Wij Beatrix, bij de gratie Gods, Koningin der Nederlanden, Prinses van Oranje-Nassau, enz. enz. enz.

Op de voordracht van de Staatssecretaris van Volksgezondheid, Welzijn en Sport van 4 juli 1997, nr. GZB/VVB 973711 gedaan in overeenstemming met Onze Ministers van Economische Zaken en van Landbouw, Natuurbeheer en Visserij;

Gelet op artikel II, eerste lid, van de Wijzigingswet 1988 Warenwet;

op artikel 1, vierde en vijfde lid, artikel 4, eerste lid, onder a, artikel 5, eerste lid, artikel 8, onder a en c, artikel 14 en artikel 22, van de Warenwet;

alsmede op artikel 19 en artikel 30a van de Vleeskeuringswet;

De Raad van State gehoord (advies van 9 september 1997, no. W13.97.0413;

Gezien het nader rapport van de Staatssecretaris van Volksgezondheid, Welzijn en Sport van 20 januari 1998 met nummer GZB/VVB/983, uitgebracht in overeenstemming met Onze Ministers van Economische Zaken en van Landbouw, Natuurbeheer en Visserij;

Hebben goedgevonden en verstaan:

ARTIKEL I

Ingetrokken worden:

a. het Algemeen Aanduidingenbesluit (Warenwet);

b. het Algemeen Besluit (Warenwet);

c. het Azijnbesluit (Warenwet);

d. het Eiwitproduktenbesluit (Warenwet);

e. het Geconserveerde-aardappelenbesluit (Warenwet);

f. het Geconserveerde-groentenbesluit (Warenwet);

g. het Jusbesluit (Warenwet);

h. het Mayonaise- en slasausbesluit (Warenwet);

i. het Wijnbesluit (Warenwet).

ARTIKEL II

Artikel 32 van het Warenwetbesluit Etikettering van levensmiddelen1 vervalt.

ARTIKEL III

In artikel 32 van het Hoeveelheidsaanduidingenbesluit (Warenwet)2 vervalt het cijfer «1» voor de tekst van het eerste lid, waarna het tweede lid vervalt.

ARTIKEL IV

In artikel 15, tweede lid, van het Warenwetbesluit Bereiding en behandeling van levensmiddelen3 vervalt het zinsdeel «onderscheidenlijk artikel 10a van het Algemeen Aanduidingenbesluit (Warenwet) (Stb. 1981, 621)».

ARTIKEL V

Het Warenwetbesluit Doorstraalde waren4 wordt als volgt gewijzigd:

A

Artikel 4, eerste lid, onder f, komt te luiden:

f. de vermelding betreffende de productiepartij, bedoeld in artikel 5, eerste lid, onder h, van het Warenwetbesluit Etikettering van levensmiddelen;.

B

In artikel 10 vervalt het tweede lid, waarna het derde lid vernummerd wordt tot tweede lid.

ARTIKEL VI

Aan §3 van het Warenwetbesluit Produkten voor bijzondere voeding5 wordt na artikel 9 ingevoegd artikel 9a, luidende:

Artikel 9a

  • 1. Ten aanzien van een eet- of drinkwaar wordt geen vermelding gebezigd waaruit kan worden afgeleid dat de desbetreffende eet- of drinkwaar meer in het bijzonder bestemd of geschikt is voor lijders aan suikerziekte.

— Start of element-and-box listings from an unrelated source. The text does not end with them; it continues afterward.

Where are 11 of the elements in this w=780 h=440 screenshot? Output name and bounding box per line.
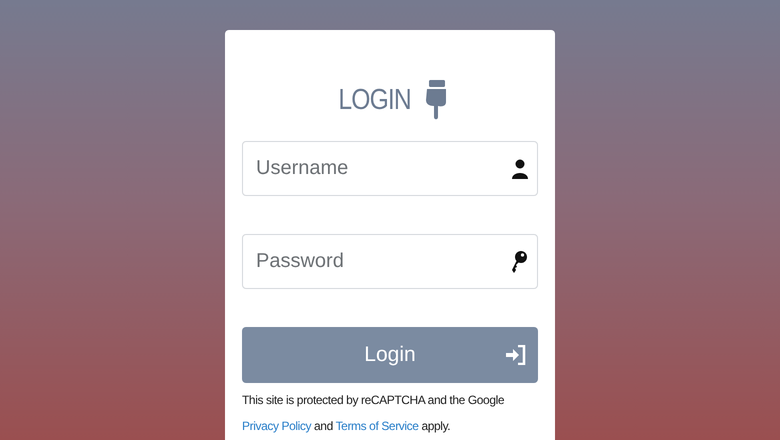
key-icon [510,250,528,274]
login-heading: LOGIN [338,84,412,116]
input-field[interactable]: Password [242,234,538,289]
input-field[interactable]: Username [242,141,538,196]
terms-of-service-link[interactable]: Terms of Service [336,419,419,433]
privacy-policy-link[interactable]: Privacy Policy [242,419,312,433]
login-button[interactable]: Login [242,327,538,383]
recaptcha-notice: This site is protected by reCAPTCHA and the Google Privacy Policy and Terms of Service apply. [242,392,506,435]
sign-in-icon [506,345,526,365]
pointing-hand-icon [424,80,448,120]
user-icon [512,158,528,178]
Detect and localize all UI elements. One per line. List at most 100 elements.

  • 2. Het eerste lid is niet van toepassing op een eet- of drinkwaar waarvoor op grond van artikel 9, eerste lid, van het Algemeen Besluit (Warenwet) toestemming is verleend, voor zover de desbetreffende vermelding wordt gebezigd onder de aan die toestemming gestelde voorwaarden.

ARTIKEL VII

Het Warenwetbesluit Zoetstoffen6 wordt als volgt gewijzigd:

A

In artikel 8 vervalt de zinsnede «in artikel 3, eerste lid, van het Algemeen Aanduidingenbesluit (Warenwet) bedoelde aanduiding onderscheidenlijk de».

B

In artikel 9, eerste lid, vervalt onderdeel a, waarna de onderdelen b en c worden verletterd tot a en b.

ARTIKEL VIII

Het Broodbesluit (Warenwet) 19857 wordt als volgt gewijzigd:

A

In artikel 8, aanhef, wordt «Algemeen Besluit (Warenwet) (Stb. 1949, J 306)» vervangen door: Warenwetbesluit Bereiding en behandeling van levensmiddelen.

B

In artikel 9, eerste lid, aanhef, en artikel 10 wordt «Algemeen Besluit (Warenwet)» vervangen door: Warenwetbesluit Bereiding en behandeling van levensmiddelen.

C

In artikel 13 wordt het zinsdeel «artikel 3, tweede lid, van het Algemeen Aanduidingenbesluit (Warenwet) (Stb. 1981, 621)» vervangen door: artikel 4, derde lid, van het Warenwetbesluit Etikettering van levensmiddelen.

D

Artikel 21 komt te luiden:

Artikel 21

  • 1. Artikel 5, eerste lid, onder h, van het Warenwetbesluit Etikettering van levensmiddelen inzake de vermelding van de productiepartij, is niet van toepassing op brood dat naar de aard bestemd is om binnen 24 uur na de bereiding te worden gebruikt.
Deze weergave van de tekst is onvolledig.